2.) I have a new raw material that happens to be in a chloride form of the compound. That compound is not a subject of a monograph, so I look up Chloride method in the USP and decide to use that method. Before I can use it to measure Cl I need to verify or qualify that it works in my situation. Then a verification and qualification is needed. Obviously in the case of Cl I am sure you are pretty sure it will work.
3.) If I have a brand new active that is not in the USP, then if I want to measure Cl in it, I do the same as for example 2. I would qualify the method.
Obviously for Chloride, the verification will be very simple and not complex.
However when we get to other methods, the complexity can be more. Adjusting or qualifying the USP sterility test for a bio-active compound, I would have to prove that the method did not give false negatives or positives in the way it is run with my compounds. If I did see interference, I might have to modify the method to remove the interference. It is gathering the data to prove it works or the modification of the method that constitutes the verification or qualification. This is a classic case of a risk based approach that is used. f the burden of proof is small then less work. If more then more work is involved. The key to success is to think logically and document what you know and your assumptions and then perform the key experiments to assure the method is giving valid results.

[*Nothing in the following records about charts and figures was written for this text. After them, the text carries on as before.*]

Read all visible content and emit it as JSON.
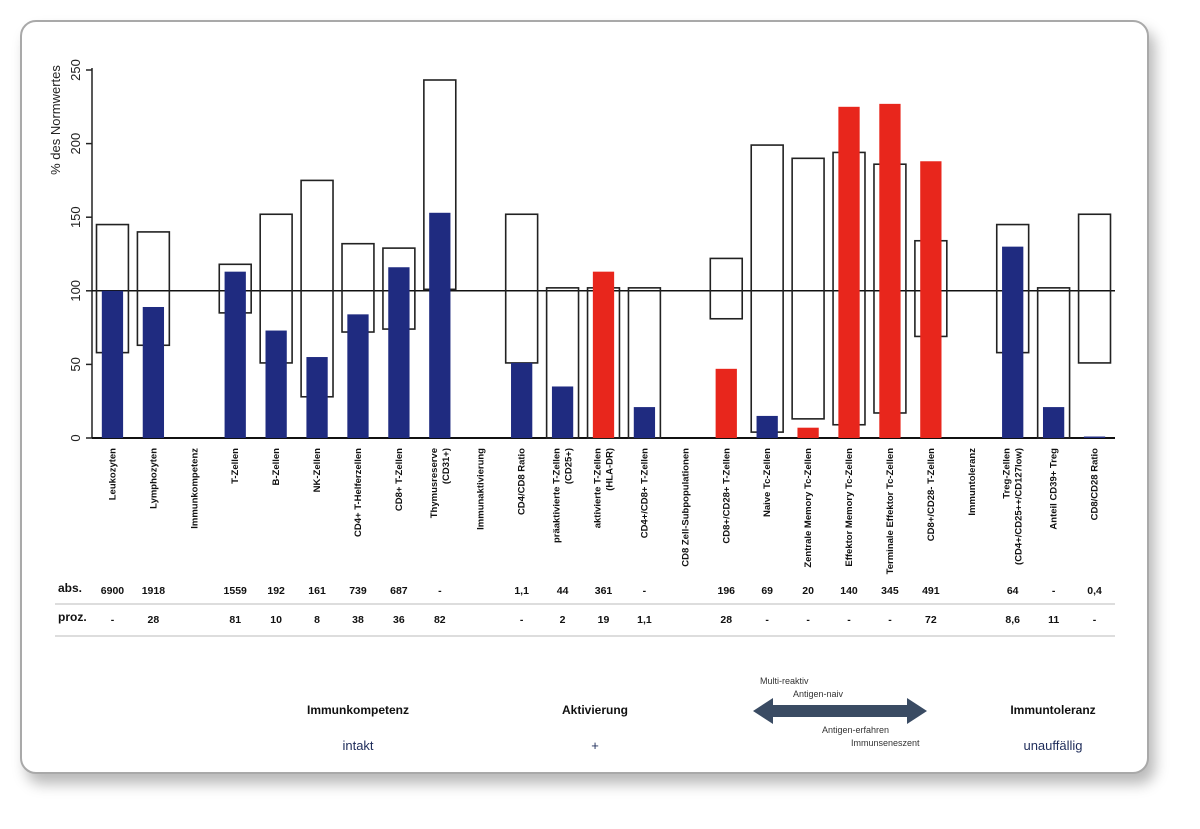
{
  "colors": {
    "blue": "#1f2b80",
    "red": "#e8261c",
    "outline": "#222222",
    "arrow": "#3a4b63",
    "status_text": "#1e2c5a"
  },
  "chart_data": {
    "type": "bar",
    "ylabel": "% des Normwertes",
    "ylim": [
      0,
      250
    ],
    "yticks": [
      0,
      50,
      100,
      150,
      200,
      250
    ],
    "reference_line": 100,
    "categories": [
      {
        "label": "Leukozyten",
        "value": 100,
        "color": "blue",
        "range": [
          58,
          145
        ],
        "abs": "6900",
        "proz": "-"
      },
      {
        "label": "Lymphozyten",
        "value": 89,
        "color": "blue",
        "range": [
          63,
          140
        ],
        "abs": "1918",
        "proz": "28"
      },
      {
        "label": "Immunkompetenz",
        "value": null,
        "color": null,
        "range": null,
        "abs": "",
        "proz": "",
        "header": true
      },
      {
        "label": "T-Zellen",
        "value": 113,
        "color": "blue",
        "range": [
          85,
          118
        ],
        "abs": "1559",
        "proz": "81"
      },
      {
        "label": "B-Zellen",
        "value": 73,
        "color": "blue",
        "range": [
          51,
          152
        ],
        "abs": "192",
        "proz": "10"
      },
      {
        "label": "NK-Zellen",
        "value": 55,
        "color": "blue",
        "range": [
          28,
          175
        ],
        "abs": "161",
        "proz": "8"
      },
      {
        "label": "CD4+ T-Helferzellen",
        "value": 84,
        "color": "blue",
        "range": [
          72,
          132
        ],
        "abs": "739",
        "proz": "38"
      },
      {
        "label": "CD8+ T-Zellen",
        "value": 116,
        "color": "blue",
        "range": [
          74,
          129
        ],
        "abs": "687",
        "proz": "36"
      },
      {
        "label": "Thymusreserve\n(CD31+)",
        "value": 153,
        "color": "blue",
        "range": [
          101,
          250
        ],
        "abs": "-",
        "proz": "82"
      },
      {
        "label": "Immunaktivierung",
        "value": null,
        "color": null,
        "range": null,
        "abs": "",
        "proz": "",
        "header": true
      },
      {
        "label": "CD4/CD8 Ratio",
        "value": 51,
        "color": "blue",
        "range": [
          51,
          152
        ],
        "abs": "1,1",
        "proz": "-"
      },
      {
        "label": "präaktivierte T-Zellen\n(CD25+)",
        "value": 35,
        "color": "blue",
        "range": [
          0,
          102
        ],
        "abs": "44",
        "proz": "2"
      },
      {
        "label": "aktivierte T-Zellen\n(HLA-DR)",
        "value": 113,
        "color": "red",
        "range": [
          0,
          102
        ],
        "abs": "361",
        "proz": "19"
      },
      {
        "label": "CD4+/CD8+ T-Zellen",
        "value": 21,
        "color": "blue",
        "range": [
          0,
          102
        ],
        "abs": "-",
        "proz": "1,1"
      },
      {
        "label": "CD8 Zell-Subpopulationen",
        "value": null,
        "color": null,
        "range": null,
        "abs": "",
        "proz": "",
        "header": true
      },
      {
        "label": "CD8+/CD28+ T-Zellen",
        "value": 47,
        "color": "red",
        "range": [
          81,
          122
        ],
        "abs": "196",
        "proz": "28"
      },
      {
        "label": "Naive Tc-Zellen",
        "value": 15,
        "color": "blue",
        "range": [
          4,
          199
        ],
        "abs": "69",
        "proz": "-"
      },
      {
        "label": "Zentrale Memory Tc-Zellen",
        "value": 7,
        "color": "red",
        "range": [
          13,
          190
        ],
        "abs": "20",
        "proz": "-"
      },
      {
        "label": "Effektor Memory Tc-Zellen",
        "value": 225,
        "color": "red",
        "range": [
          9,
          194
        ],
        "abs": "140",
        "proz": "-"
      },
      {
        "label": "Terminale Effektor Tc-Zellen",
        "value": 227,
        "color": "red",
        "range": [
          17,
          186
        ],
        "abs": "345",
        "proz": "-"
      },
      {
        "label": "CD8+/CD28- T-Zellen",
        "value": 188,
        "color": "red",
        "range": [
          69,
          134
        ],
        "abs": "491",
        "proz": "72"
      },
      {
        "label": "Immuntoleranz",
        "value": null,
        "color": null,
        "range": null,
        "abs": "",
        "proz": "",
        "header": true
      },
      {
        "label": "Treg-Zellen\n(CD4+/CD25++/CD127low)",
        "value": 130,
        "color": "blue",
        "range": [
          58,
          145
        ],
        "abs": "64",
        "proz": "8,6"
      },
      {
        "label": "Anteil CD39+ Treg",
        "value": 21,
        "color": "blue",
        "range": [
          0,
          102
        ],
        "abs": "-",
        "proz": "11"
      },
      {
        "label": "CD8/CD28 Ratio",
        "value": 1,
        "color": "blue",
        "range": [
          51,
          152
        ],
        "abs": "0,4",
        "proz": "-"
      }
    ]
  },
  "table": {
    "row_abs_label": "abs.",
    "row_proz_label": "proz."
  },
  "summary": {
    "immunkompetenz": {
      "title": "Immunkompetenz",
      "status": "intakt"
    },
    "aktivierung": {
      "title": "Aktivierung",
      "status": "+"
    },
    "arrow": {
      "top1": "Multi-reaktiv",
      "top2": "Antigen-naiv",
      "bottom1": "Antigen-erfahren",
      "bottom2": "Immunseneszent"
    },
    "immuntoleranz": {
      "title": "Immuntoleranz",
      "status": "unauffällig"
    }
  }
}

As they say QED – in latin that is quid est demonstrandum or in English quite easily done.
Dear Peter, I have another question relative to appoaching compendial methods. After having sucessfully demonstrated product-specific method suitability for bioburden and sterility testing at one testing site, the methods shall be transferred (1:1) to an alternative additional testing site at a later point in time. This alternative site shall function as an alternative testing site for release testing of finished product in parallel.
What is the data requirement for such a transfer to be shown?
Thank you very mch for your advice.
Re, Dietmar
The answer is yes. If you develop the method and qualify it on site 1. You need to transfer to show it works on site Two. Since its a Compendial the transfer can be very simply done. Does not have to be like a secondary validation done for regular methods. But yes documentation is appropriate and required.